Kernel selection in SVM for high-dimensional & sparse binary data
One of the biggest challenges of using support vector machine (SVM) for non-linear classification problems is
how to select an appropriate kernel class. The goal of the project is to compare the generalization bound
for the SVM classifier using different kernel class in case where all features are binary. A generalization
bound measures a hypothesis class's predictive performance in PAC learning - that is, with high probability,
we select function that will have low generalization error.
Experiment
Mushroom data: response variable is binary (edible or poisonous), features
are all categorical and are encoded to binary variables using one-hot encoding (in total 112 features)
using a train-test split of 70%/30%.
- Optimal hypothesis is obtained using the Empirical Risk Minimization (ERM) principle with the
hinge loss function
- Hyper-parameters (which measures the spread of the kernel) is tuned using
grid search
- Polynomial > Sigmoid > Gaussian (based on generalization error
which represents the estimated population risk of the classifier).
Theoretical analysis
Use statistical learning theory tools to get some insights.

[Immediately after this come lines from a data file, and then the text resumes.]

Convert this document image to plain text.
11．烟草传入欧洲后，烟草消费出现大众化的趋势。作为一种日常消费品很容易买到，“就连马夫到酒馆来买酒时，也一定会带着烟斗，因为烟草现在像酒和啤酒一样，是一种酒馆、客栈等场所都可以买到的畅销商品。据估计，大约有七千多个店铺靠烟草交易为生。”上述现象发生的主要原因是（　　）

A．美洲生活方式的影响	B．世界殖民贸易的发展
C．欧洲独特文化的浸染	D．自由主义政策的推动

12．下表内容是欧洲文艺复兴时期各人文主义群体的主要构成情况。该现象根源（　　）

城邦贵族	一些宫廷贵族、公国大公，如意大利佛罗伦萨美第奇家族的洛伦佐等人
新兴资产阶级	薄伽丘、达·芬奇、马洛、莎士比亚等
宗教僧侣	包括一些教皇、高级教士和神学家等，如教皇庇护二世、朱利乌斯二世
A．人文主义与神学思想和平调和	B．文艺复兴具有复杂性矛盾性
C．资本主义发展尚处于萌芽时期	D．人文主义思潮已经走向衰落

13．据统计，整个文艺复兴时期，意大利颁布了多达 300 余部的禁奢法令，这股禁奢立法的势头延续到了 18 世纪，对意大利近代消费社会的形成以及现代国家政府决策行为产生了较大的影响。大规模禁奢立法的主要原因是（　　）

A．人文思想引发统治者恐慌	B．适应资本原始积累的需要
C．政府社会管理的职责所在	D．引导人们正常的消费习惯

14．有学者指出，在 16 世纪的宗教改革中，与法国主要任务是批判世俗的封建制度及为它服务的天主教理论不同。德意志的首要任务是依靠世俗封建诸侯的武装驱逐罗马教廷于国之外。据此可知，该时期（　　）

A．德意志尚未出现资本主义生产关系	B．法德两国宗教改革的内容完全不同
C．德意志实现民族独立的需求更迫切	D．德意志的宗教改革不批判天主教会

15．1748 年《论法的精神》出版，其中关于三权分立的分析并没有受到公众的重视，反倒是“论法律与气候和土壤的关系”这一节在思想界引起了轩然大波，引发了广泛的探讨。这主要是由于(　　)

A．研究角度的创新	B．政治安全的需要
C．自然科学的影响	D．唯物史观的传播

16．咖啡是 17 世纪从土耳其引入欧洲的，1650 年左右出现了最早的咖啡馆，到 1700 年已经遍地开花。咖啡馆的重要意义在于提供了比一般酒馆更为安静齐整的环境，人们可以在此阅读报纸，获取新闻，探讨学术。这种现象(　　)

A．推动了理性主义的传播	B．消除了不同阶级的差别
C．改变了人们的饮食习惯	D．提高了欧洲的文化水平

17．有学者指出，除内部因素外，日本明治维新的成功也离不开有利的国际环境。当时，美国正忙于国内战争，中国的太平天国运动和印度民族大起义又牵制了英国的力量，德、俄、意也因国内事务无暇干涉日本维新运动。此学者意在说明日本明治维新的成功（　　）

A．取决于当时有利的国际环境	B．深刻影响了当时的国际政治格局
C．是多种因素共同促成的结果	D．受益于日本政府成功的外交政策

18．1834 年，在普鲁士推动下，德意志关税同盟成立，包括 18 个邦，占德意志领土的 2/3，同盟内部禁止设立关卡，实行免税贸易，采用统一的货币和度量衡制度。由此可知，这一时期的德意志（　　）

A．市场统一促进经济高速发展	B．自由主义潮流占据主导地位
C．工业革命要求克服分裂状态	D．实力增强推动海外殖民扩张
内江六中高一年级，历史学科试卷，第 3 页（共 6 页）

- Surrogate loss and consistency - if we can minimize the hinge loss (surrogate for the 0-1 loss),
then we can also
minimize the 0-1 loss
- Rademacher complexity - derive an upper bound of Rademacher complexity for each kernel class
- Generalization bound based on the Rademacher complexity
Summary of analysis results
In practice it is very difficult to test performance of many kernel classes in fine grid search when data size
is large. Using the results above, one can first identify a very rough hyper-parameter space, then choose an
appropriate kernel class. This will save much time compared to first obtain the optimal hypothesis from
each kernel class and then select the best kernel.
- Gaussian kernels tend to give higher generalization errors than the polynomial and sigmoid kernels
when optimal is chosen.
- When the feature dimension is small relative to the hyper-parameter value (d*gamma is small (<< 1)),
using a polynomial kernel will tend to give lower generalization errors.
- When the feature dimension is large relative to the hyper-parameter value (d*gamma is large (> 1)), using
a sigmoid kernel will tend to give lower generalization errors.
Last updated on Nov 1, 2019